Le juge, l’expertise scientifique et les droits fondamentaux en temps de pandémie
BRUXELLES 30/11 - La pandémie déclenchée par le COVID-19 a contraint les États à adopter des mesures fortes pour endiguer les contaminations et les hospitalisations. Dans ce contexte, la parole des médecins, épidémiologistes et virologues a été médiatisée et également institutionnalisée par la création de conseils scientifiques. Même si l’arbitrage est politique, la justification des mesures de confinement repose, au moins en partie, sur des arguments d’ordre sanitaire. Et lorsque certaines de ces mesures ont été attaquées devant les juridictions, les juges ont dû se positionner face aux arguments scientifiques invoqués de part et d’autre.

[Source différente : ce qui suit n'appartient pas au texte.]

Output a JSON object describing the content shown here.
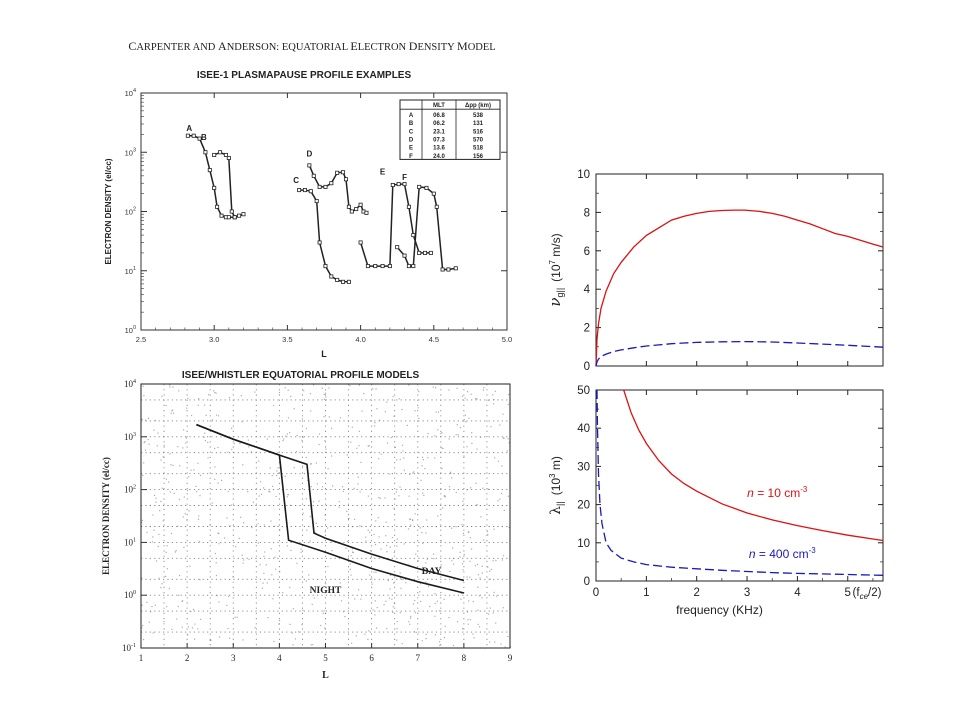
{
  "header": {
    "paper_line_part1": "C",
    "paper_line_part2": "ARPENTER AND ",
    "paper_line_part3": "A",
    "paper_line_part4": "NDERSON",
    "paper_line_part5": ": E",
    "paper_line_part6": "QUATORIAL ",
    "paper_line_part7": "E",
    "paper_line_part8": "LECTRON ",
    "paper_line_part9": "D",
    "paper_line_part10": "ENSITY ",
    "paper_line_part11": "M",
    "paper_line_part12": "ODEL"
  },
  "chart_data": [
    {
      "type": "line",
      "title": "ISEE-1 PLASMAPAUSE PROFILE EXAMPLES",
      "xlabel": "L",
      "ylabel": "ELECTRON DENSITY (el/cc)",
      "xlim": [
        2.5,
        5.0
      ],
      "ylim": [
        1,
        10000
      ],
      "yscale": "log",
      "x_ticks": [
        "2.5",
        "3.0",
        "3.5",
        "4.0",
        "4.5",
        "5.0"
      ],
      "y_ticks": [
        {
          "base": "10",
          "exp": "0"
        },
        {
          "base": "10",
          "exp": "1"
        },
        {
          "base": "10",
          "exp": "2"
        },
        {
          "base": "10",
          "exp": "3"
        },
        {
          "base": "10",
          "exp": "4"
        }
      ],
      "table": {
        "headers": [
          "",
          "MLT",
          "Δpp (km)"
        ],
        "rows": [
          [
            "A",
            "06.8",
            "538"
          ],
          [
            "B",
            "06.2",
            "131"
          ],
          [
            "C",
            "23.1",
            "516"
          ],
          [
            "D",
            "07.3",
            "570"
          ],
          [
            "E",
            "13.6",
            "518"
          ],
          [
            "F",
            "24.0",
            "156"
          ]
        ]
      },
      "series": [
        {
          "name": "A",
          "label_at": [
            2.83,
            2300
          ],
          "x": [
            2.82,
            2.86,
            2.9,
            2.94,
            2.97,
            3.0,
            3.02,
            3.05,
            3.08,
            3.1,
            3.14
          ],
          "y": [
            1900,
            1900,
            1700,
            1000,
            500,
            250,
            120,
            85,
            80,
            80,
            80
          ]
        },
        {
          "name": "B",
          "label_at": [
            2.93,
            1600
          ],
          "x": [
            3.0,
            3.04,
            3.08,
            3.1,
            3.12,
            3.14,
            3.17,
            3.2
          ],
          "y": [
            900,
            1000,
            900,
            800,
            100,
            80,
            85,
            90
          ]
        },
        {
          "name": "C",
          "label_at": [
            3.56,
            300
          ],
          "x": [
            3.58,
            3.62,
            3.66,
            3.7,
            3.72,
            3.76,
            3.8,
            3.84,
            3.88,
            3.92
          ],
          "y": [
            230,
            230,
            220,
            150,
            30,
            12,
            8,
            7,
            6.5,
            6.5
          ]
        },
        {
          "name": "D",
          "label_at": [
            3.65,
            850
          ],
          "x": [
            3.65,
            3.68,
            3.72,
            3.76,
            3.8,
            3.84,
            3.88,
            3.9,
            3.92,
            3.94,
            3.97,
            4.0,
            4.02,
            4.04
          ],
          "y": [
            600,
            400,
            260,
            260,
            300,
            450,
            460,
            350,
            120,
            100,
            110,
            130,
            100,
            95
          ]
        },
        {
          "name": "E",
          "label_at": [
            4.15,
            420
          ],
          "x": [
            4.0,
            4.05,
            4.1,
            4.15,
            4.2,
            4.22,
            4.26,
            4.3,
            4.33,
            4.36,
            4.4,
            4.44,
            4.48
          ],
          "y": [
            30,
            12,
            12,
            12,
            12,
            280,
            290,
            290,
            120,
            40,
            20,
            20,
            20
          ]
        },
        {
          "name": "F",
          "label_at": [
            4.3,
            340
          ],
          "x": [
            4.25,
            4.3,
            4.33,
            4.36,
            4.4,
            4.45,
            4.5,
            4.52,
            4.56,
            4.6,
            4.65
          ],
          "y": [
            25,
            18,
            12,
            12,
            260,
            250,
            200,
            120,
            10.5,
            10.5,
            11
          ]
        }
      ]
    },
    {
      "type": "line",
      "title": "ISEE/WHISTLER EQUATORIAL PROFILE MODELS",
      "xlabel": "L",
      "ylabel": "ELECTRON DENSITY (el/cc)",
      "xlim": [
        1,
        9
      ],
      "ylim": [
        0.1,
        10000
      ],
      "yscale": "log",
      "x_ticks": [
        "1",
        "2",
        "3",
        "4",
        "5",
        "6",
        "7",
        "8",
        "9"
      ],
      "y_ticks": [
        {
          "base": "10",
          "exp": "-1"
        },
        {
          "base": "10",
          "exp": "0"
        },
        {
          "base": "10",
          "exp": "1"
        },
        {
          "base": "10",
          "exp": "2"
        },
        {
          "base": "10",
          "exp": "3"
        },
        {
          "base": "10",
          "exp": "4"
        }
      ],
      "series": [
        {
          "name": "DAY",
          "x": [
            2.2,
            3.0,
            4.0,
            4.6,
            4.75,
            5.0,
            6.0,
            7.0,
            8.0
          ],
          "y": [
            1700,
            900,
            450,
            300,
            15,
            12,
            6,
            3.2,
            1.9
          ]
        },
        {
          "name": "NIGHT",
          "x": [
            2.2,
            3.0,
            4.0,
            4.2,
            5.0,
            6.0,
            7.0,
            8.0
          ],
          "y": [
            1700,
            900,
            450,
            11,
            6.5,
            3.2,
            1.8,
            1.1
          ]
        }
      ],
      "annotations": [
        {
          "text": "DAY",
          "x": 7.3,
          "y": 2.5
        },
        {
          "text": "NIGHT",
          "x": 5.0,
          "y": 1.1
        }
      ]
    },
    {
      "type": "line",
      "xlabel": "",
      "ylabel_symbol": "ν",
      "ylabel_sub": "g||",
      "ylabel_units": "(10",
      "ylabel_units_exp": "7",
      "ylabel_units_tail": " m/s)",
      "xlim": [
        0,
        5.7
      ],
      "ylim": [
        0,
        10
      ],
      "y_ticks": [
        "0",
        "2",
        "4",
        "6",
        "8",
        "10"
      ],
      "series": [
        {
          "name": "n10",
          "color": "#dd1111",
          "dash": "solid",
          "x": [
            0.0,
            0.02,
            0.05,
            0.1,
            0.2,
            0.35,
            0.5,
            0.75,
            1.0,
            1.25,
            1.5,
            1.75,
            2.0,
            2.25,
            2.5,
            2.75,
            2.95,
            3.25,
            3.5,
            3.75,
            4.0,
            4.25,
            4.5,
            4.75,
            5.0,
            5.25,
            5.5,
            5.7
          ],
          "y": [
            0.0,
            1.4,
            2.2,
            3.0,
            3.9,
            4.8,
            5.4,
            6.2,
            6.8,
            7.2,
            7.6,
            7.8,
            7.95,
            8.05,
            8.1,
            8.12,
            8.12,
            8.05,
            7.95,
            7.8,
            7.6,
            7.4,
            7.15,
            6.9,
            6.75,
            6.55,
            6.35,
            6.2
          ]
        },
        {
          "name": "n400",
          "color": "#1a1abb",
          "dash": "dashed",
          "x": [
            0.0,
            0.02,
            0.05,
            0.1,
            0.2,
            0.35,
            0.5,
            0.75,
            1.0,
            1.25,
            1.5,
            1.75,
            2.0,
            2.5,
            3.0,
            3.5,
            4.0,
            4.5,
            5.0,
            5.5,
            5.7
          ],
          "y": [
            0.0,
            0.22,
            0.36,
            0.5,
            0.62,
            0.75,
            0.84,
            0.95,
            1.04,
            1.1,
            1.16,
            1.2,
            1.23,
            1.26,
            1.27,
            1.25,
            1.2,
            1.14,
            1.08,
            1.01,
            0.98
          ]
        }
      ]
    },
    {
      "type": "line",
      "xlabel": "frequency  (KHz)",
      "ylabel_symbol": "λ",
      "ylabel_sub": "||",
      "ylabel_units": "(10",
      "ylabel_units_exp": "3",
      "ylabel_units_tail": " m)",
      "xlim": [
        0,
        5.7
      ],
      "ylim": [
        0,
        50
      ],
      "x_ticks": [
        "0",
        "1",
        "2",
        "3",
        "4",
        "5"
      ],
      "x_end_label": "(f",
      "x_end_label_sub": "ce",
      "x_end_label_tail": "/2)",
      "y_ticks": [
        "0",
        "10",
        "20",
        "30",
        "40",
        "50"
      ],
      "series": [
        {
          "name": "n10",
          "color": "#dd1111",
          "dash": "solid",
          "x": [
            0.55,
            0.7,
            0.85,
            1.0,
            1.25,
            1.5,
            1.75,
            2.0,
            2.5,
            3.0,
            3.5,
            4.0,
            4.5,
            5.0,
            5.5,
            5.7
          ],
          "y": [
            50,
            44,
            39.5,
            36,
            31.5,
            28,
            25.5,
            23.5,
            20.2,
            17.8,
            16.0,
            14.5,
            13.2,
            12.0,
            11.0,
            10.6
          ]
        },
        {
          "name": "n400",
          "color": "#1a1abb",
          "dash": "dashed",
          "x": [
            0.02,
            0.03,
            0.05,
            0.08,
            0.12,
            0.2,
            0.3,
            0.5,
            0.75,
            1.0,
            1.5,
            2.0,
            2.5,
            3.0,
            3.5,
            4.0,
            4.5,
            5.0,
            5.5,
            5.7
          ],
          "y": [
            50,
            40,
            28,
            20,
            15,
            10,
            8,
            6,
            5,
            4.3,
            3.6,
            3.2,
            2.8,
            2.5,
            2.2,
            2.0,
            1.85,
            1.7,
            1.55,
            1.5
          ]
        }
      ],
      "annotations": [
        {
          "series": "n10",
          "italic": "n",
          "text": " = 10  cm",
          "exp": "-3",
          "x": 3.6,
          "y": 22,
          "color": "#dd1111"
        },
        {
          "series": "n400",
          "italic": "n",
          "text": " = 400  cm",
          "exp": "-3",
          "x": 3.7,
          "y": 6,
          "color": "#1a1abb"
        }
      ]
    }
  ]
}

Le juge face aux arguments scientifiques
En Belgique, c'est le Conseil d'État, compétent pour l'annulation et la suspension des actes adoptés par les autorités administratives, qui a vu s'accumuler le plus de recours. La quasi-totalité d'entre eux a été rejetée. L'appréciation des conditions du référé administratif – l'urgence et au moins un moyen sérieux – est, en effet, stricte. Les juges de l'ordre judiciaire ont connu quelques affaires. On peut songer au recours en référé – judiciaire – introduit fin juin par près de deux cents personnes à l'encontre des mesures applicables durant le déconfinement. Dans cette affaire, le tribunal de première instance de Bruxelles a justement rappelé que le pouvoir de suspension des mesures de confinement revient au Conseil d'État.